Which brings me to the biggest thing that ValleyWag gets wrong here: the implication that demand-based pricing is a Silicon Valley invention. Airlines have had dynamic pricing schemes for years. Gas stations hike their prices in advance of holiday weekends, and hotels raise rates in the high season. And how about those insidious stock exchanges that allow brokers to randomly jack up prices when demand for Apple shares runs a little high?

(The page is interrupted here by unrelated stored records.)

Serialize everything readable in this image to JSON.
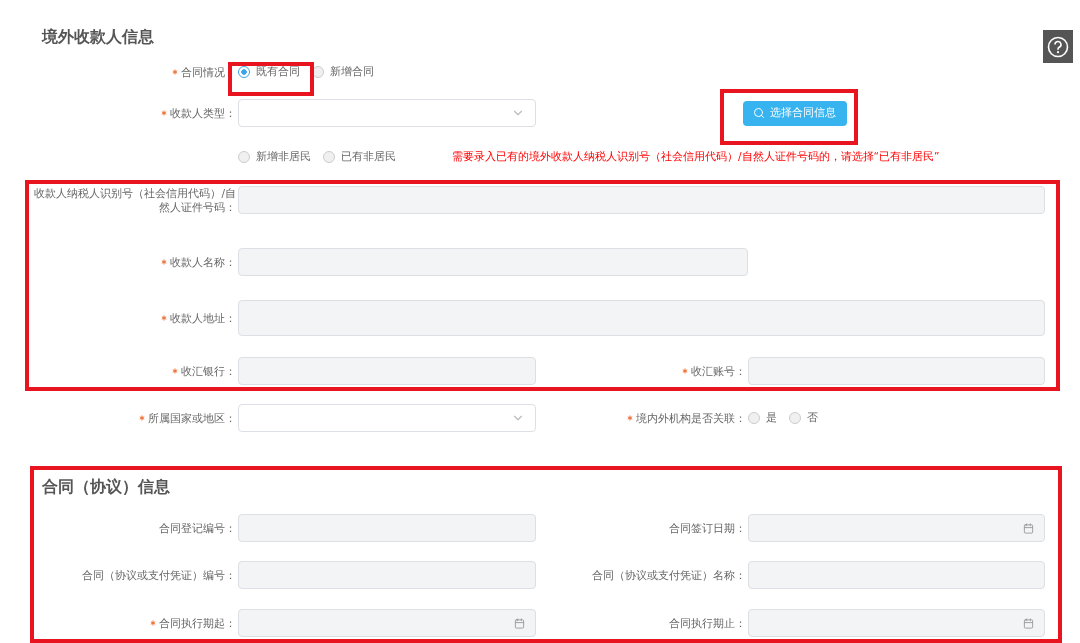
{
  "payee_section": {
    "title": "境外收款人信息",
    "contract_status": {
      "label": "合同情况：",
      "required": true,
      "options": [
        {
          "label": "既有合同",
          "selected": true
        },
        {
          "label": "新增合同",
          "selected": false
        }
      ]
    },
    "payee_type": {
      "label": "收款人类型：",
      "required": true
    },
    "select_button": {
      "label": "选择合同信息"
    },
    "resident_options": [
      {
        "label": "新增非居民",
        "selected": false
      },
      {
        "label": "已有非居民",
        "selected": false
      }
    ],
    "notice": "需要录入已有的境外收款人纳税人识别号（社会信用代码）/自然人证件号码的，请选择“已有非居民”",
    "fields": [
      {
        "label": "收款人纳税人识别号（社会信用代码）/自然人证件号码：",
        "required": false,
        "kind": "full"
      },
      {
        "label": "收款人名称：",
        "required": true,
        "kind": "wide"
      },
      {
        "label": "收款人地址：",
        "required": true,
        "kind": "area"
      },
      {
        "label": "收汇银行：",
        "required": true,
        "kind": "half"
      },
      {
        "label": "收汇账号：",
        "required": true,
        "kind": "half"
      }
    ],
    "country": {
      "label": "所属国家或地区：",
      "required": true
    },
    "related": {
      "label": "境内外机构是否关联：",
      "required": true,
      "options": [
        {
          "label": "是",
          "selected": false
        },
        {
          "label": "否",
          "selected": false
        }
      ]
    }
  },
  "contract_section": {
    "title": "合同（协议）信息",
    "fields": [
      {
        "label": "合同登记编号：",
        "required": false,
        "kind": "text"
      },
      {
        "label": "合同签订日期：",
        "required": false,
        "kind": "date"
      },
      {
        "label": "合同（协议或支付凭证）编号：",
        "required": false,
        "kind": "text"
      },
      {
        "label": "合同（协议或支付凭证）名称：",
        "required": false,
        "kind": "text"
      },
      {
        "label": "合同执行期起：",
        "required": true,
        "kind": "date"
      },
      {
        "label": "合同执行期止：",
        "required": false,
        "kind": "date"
      }
    ]
  }
}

The difference, as Matt Yglesias has pointed out, is that companies like Uber and Sprig are being more transparent about their pricing schemes than the airline or hotel industries. That, if anything, is the Silicon Valley-specific trend that Valleywag and other critics are attacking. The effect of tech blogs vilifying surge pricing is to dissuade companies from being so transparent about it.

I’m not here to defend Uber against all charges of shady dealings. CEO Travis Kalanick is a ruthless Randian with a penchant for fighting dirty. And to the extent that Uber is becoming an integral part of some cities’ transportation systems, there’s a legitimate concern that we risk replacing essential public infrastructure with a private service that prices out the poor.

But that sort of thoughtful critique requires you to draw a distinction between monopolistic price gouging and everyday price signaling in a competitive market. There are plenty of insidious trends worth fighting in Silicon Valley: disregard for people’s privacy, the fetishization of disruption, win-at-all-costs growth hacking, the intractable homogeneity of the venture-capital industry, the chasing of pointless fads at the expense of genuine innovation. There’s no need to add surge pricing to its list of sins.